The findings of this study should be considered in the light of certain methodological limitations. The on-site monitoring was constrained to a short-term, 72 h period under unoccupied conditions. While this approach was optimal for isolating the passive performance of the building envelope against extreme cold, it does not account for the dynamic thermal impact of occupancy, including internal heat gains from inhabitants and their daily activities. Logistical challenges, common in fieldwork in remote rural areas, precluded a longer monitoring period.

Therefore, to build upon these findings, future research is strongly recommended. Long-term monitoring under typical occupied conditions is necessary to develop a more comprehensive understanding of the dwelling’s year-round performance. Furthermore, calibrated whole-building energy simulations developed specifically for high Andean regions would be invaluable for testing various retrofitting scenarios (e.g., different levels of insulation, improved glazing) and quantifying their potential energy savings and comfort improvements.

In light of these findings, the implications for public housing policy are clear. The Sumaq Wasi program requires a design revision focused on roof insulation as the highest-priority intervention. The exploration of low-cost, locally sourced insulating materials, such as the totora reeds used in successful bioclimatic prototypes, should be considered [18,19]. For floors, a balanced approach that improves airtightness without completely decoupling the slab from the ground’s thermal mass is recommended. Future research should use parametric simulations to determine an optimal floor U-value that balances insulation with passive heat gain. Ultimately, effective social housing in the Andes must evolve from deploying standardized modules to promoting adaptive design frameworks that are both technically sound and climatically and culturally responsive.

5. Conclusions

This study reveals a critical disconnect between Peruvian thermal regulations and the actual performance of the Sumaq Wasi module in the high Andes. The design fails to ensure thermal resilience due to envelope deficiencies—particularly in the roof—and unintended conflicts within evolving building codes. Key findings:

• Systemic Non-Compliance: The building envelope exceeds U-value limits of EM.110 (2014 and 2022 draft), with the roof exhibiting the highest thermal transmittance.
• Normative Contradiction: The 2022 draft’s stringent floor U-value risks decoupling slabs from beneficial ground thermal mass, countering regional bioclimatic principles.
• Misaligned Comfort Targets: Indoor conditions fall below official standards but match those in adapted Andean homes, underscoring the need for localized adaptive comfort models.
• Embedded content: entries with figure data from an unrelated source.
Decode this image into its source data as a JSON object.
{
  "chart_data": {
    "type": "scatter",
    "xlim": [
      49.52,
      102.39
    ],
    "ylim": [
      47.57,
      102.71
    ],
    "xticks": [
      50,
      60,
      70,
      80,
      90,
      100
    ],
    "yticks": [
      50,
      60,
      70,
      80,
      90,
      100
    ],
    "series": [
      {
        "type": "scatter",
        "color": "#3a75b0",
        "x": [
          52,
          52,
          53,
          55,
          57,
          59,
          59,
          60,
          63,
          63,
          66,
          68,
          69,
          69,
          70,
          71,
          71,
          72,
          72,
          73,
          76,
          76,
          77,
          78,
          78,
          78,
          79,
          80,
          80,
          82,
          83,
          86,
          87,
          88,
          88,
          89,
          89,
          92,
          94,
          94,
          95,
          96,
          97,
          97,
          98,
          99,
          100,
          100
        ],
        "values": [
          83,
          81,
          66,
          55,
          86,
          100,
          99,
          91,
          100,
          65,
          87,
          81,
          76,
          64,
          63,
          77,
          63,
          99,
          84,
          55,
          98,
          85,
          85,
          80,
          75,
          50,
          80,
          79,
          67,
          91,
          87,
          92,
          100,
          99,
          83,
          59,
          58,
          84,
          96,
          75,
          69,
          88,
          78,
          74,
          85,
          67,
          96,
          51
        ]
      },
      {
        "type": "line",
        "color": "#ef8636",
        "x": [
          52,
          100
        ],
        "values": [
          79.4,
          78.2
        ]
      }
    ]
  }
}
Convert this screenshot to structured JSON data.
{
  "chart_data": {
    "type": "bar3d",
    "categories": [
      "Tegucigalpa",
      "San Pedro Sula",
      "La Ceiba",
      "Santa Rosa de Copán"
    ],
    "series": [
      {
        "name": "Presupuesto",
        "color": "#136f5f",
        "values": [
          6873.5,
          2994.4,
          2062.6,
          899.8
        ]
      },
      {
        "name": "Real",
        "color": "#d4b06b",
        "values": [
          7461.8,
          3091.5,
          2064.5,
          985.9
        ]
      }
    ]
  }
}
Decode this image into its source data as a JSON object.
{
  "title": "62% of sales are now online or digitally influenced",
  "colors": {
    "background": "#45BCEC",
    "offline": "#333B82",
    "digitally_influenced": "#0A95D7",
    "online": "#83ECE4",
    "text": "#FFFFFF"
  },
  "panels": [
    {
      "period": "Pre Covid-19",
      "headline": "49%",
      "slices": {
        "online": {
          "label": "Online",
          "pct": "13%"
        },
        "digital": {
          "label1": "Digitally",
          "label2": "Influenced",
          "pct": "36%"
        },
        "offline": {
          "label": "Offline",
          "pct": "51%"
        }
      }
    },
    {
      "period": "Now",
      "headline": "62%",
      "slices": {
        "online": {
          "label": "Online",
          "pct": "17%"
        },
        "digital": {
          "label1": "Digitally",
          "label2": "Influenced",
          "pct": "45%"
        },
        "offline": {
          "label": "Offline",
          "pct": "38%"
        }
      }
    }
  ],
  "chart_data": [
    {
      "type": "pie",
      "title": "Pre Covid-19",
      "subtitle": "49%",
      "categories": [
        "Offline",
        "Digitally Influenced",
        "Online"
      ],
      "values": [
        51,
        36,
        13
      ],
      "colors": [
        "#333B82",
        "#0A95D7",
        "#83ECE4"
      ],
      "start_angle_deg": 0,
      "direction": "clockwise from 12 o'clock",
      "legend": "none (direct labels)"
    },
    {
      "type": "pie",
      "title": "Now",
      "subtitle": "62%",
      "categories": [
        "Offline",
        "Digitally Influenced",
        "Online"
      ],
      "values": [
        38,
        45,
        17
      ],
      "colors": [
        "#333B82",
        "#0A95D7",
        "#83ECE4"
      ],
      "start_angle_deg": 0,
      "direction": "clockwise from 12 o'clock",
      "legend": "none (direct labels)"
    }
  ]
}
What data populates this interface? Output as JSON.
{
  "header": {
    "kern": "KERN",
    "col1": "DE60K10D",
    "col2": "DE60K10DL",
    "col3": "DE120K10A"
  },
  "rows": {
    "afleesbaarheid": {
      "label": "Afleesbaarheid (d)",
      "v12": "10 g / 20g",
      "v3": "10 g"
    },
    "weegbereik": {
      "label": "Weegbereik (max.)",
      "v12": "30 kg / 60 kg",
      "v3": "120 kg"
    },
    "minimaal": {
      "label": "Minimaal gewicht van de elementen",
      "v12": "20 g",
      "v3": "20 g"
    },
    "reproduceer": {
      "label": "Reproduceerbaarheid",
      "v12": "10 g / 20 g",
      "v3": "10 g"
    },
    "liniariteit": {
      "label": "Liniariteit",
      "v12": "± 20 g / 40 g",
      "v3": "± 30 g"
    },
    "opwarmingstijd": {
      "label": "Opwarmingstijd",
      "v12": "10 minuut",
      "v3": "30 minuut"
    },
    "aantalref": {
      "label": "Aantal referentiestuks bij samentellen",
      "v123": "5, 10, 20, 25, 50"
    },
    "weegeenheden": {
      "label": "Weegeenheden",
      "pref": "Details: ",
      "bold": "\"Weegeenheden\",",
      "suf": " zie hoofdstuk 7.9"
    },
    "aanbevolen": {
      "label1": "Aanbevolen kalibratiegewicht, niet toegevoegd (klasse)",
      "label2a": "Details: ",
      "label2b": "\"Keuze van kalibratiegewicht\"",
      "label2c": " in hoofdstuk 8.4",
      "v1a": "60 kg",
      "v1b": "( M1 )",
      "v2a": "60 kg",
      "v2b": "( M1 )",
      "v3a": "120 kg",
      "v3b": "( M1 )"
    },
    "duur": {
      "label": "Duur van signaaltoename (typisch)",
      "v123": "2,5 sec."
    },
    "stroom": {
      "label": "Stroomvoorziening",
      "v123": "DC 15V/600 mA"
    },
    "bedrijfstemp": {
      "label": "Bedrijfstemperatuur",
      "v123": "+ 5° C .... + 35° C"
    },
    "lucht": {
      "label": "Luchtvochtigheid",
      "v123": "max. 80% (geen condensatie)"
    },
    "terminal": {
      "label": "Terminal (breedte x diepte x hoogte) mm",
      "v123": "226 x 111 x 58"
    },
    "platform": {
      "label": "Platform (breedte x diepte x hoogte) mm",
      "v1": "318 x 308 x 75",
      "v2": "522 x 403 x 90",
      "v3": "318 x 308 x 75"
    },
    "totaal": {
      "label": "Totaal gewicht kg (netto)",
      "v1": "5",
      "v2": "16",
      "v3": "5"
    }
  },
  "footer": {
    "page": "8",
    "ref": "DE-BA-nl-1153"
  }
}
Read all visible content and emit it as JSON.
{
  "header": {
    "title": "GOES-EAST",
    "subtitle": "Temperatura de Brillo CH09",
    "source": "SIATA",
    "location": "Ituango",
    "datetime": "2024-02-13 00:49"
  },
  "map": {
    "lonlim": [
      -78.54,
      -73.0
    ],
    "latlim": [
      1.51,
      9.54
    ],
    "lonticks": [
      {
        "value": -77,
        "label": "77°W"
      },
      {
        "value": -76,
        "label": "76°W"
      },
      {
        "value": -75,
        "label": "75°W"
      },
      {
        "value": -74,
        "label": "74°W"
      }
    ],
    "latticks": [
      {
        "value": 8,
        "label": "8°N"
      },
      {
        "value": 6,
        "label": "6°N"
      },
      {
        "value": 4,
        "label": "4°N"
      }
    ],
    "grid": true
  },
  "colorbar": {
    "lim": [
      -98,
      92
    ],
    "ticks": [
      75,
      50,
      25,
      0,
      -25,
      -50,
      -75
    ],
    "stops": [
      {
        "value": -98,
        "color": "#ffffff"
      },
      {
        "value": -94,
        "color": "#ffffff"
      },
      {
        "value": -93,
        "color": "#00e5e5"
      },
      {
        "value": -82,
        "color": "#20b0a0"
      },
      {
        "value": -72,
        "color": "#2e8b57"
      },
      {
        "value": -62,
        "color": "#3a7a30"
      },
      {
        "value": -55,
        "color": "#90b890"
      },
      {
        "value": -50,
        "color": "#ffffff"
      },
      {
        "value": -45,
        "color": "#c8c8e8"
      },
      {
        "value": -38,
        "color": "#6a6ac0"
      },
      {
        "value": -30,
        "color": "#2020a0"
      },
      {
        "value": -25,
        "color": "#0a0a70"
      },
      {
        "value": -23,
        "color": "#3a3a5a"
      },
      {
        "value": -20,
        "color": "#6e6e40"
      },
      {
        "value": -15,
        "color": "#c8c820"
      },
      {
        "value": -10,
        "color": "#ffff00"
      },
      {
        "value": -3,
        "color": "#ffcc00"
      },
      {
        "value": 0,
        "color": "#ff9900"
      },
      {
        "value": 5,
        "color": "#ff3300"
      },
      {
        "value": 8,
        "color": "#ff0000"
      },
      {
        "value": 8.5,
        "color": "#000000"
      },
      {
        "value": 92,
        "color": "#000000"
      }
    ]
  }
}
Based on these findings, the following practical, forward-looking recommendations are proposed:

4.

Prioritize roof retrofitting using high-performance, low-cost local materials (e.g., totora reed mats, straw-clay composites).

5.

Optimize floor design with insulated perimeters while retaining partial ground contact to leverage thermal inertia.

6.

Formalize high-Andean adaptive comfort ranges in national policy, grounded in field data on acclimatized populations.

In conclusion, thermal resilience in Andean social housing requires shifting from rigid, universal modules to adaptive, performance-driven frameworks that harmonize passive design, local materials, and context-specific comfort criteria.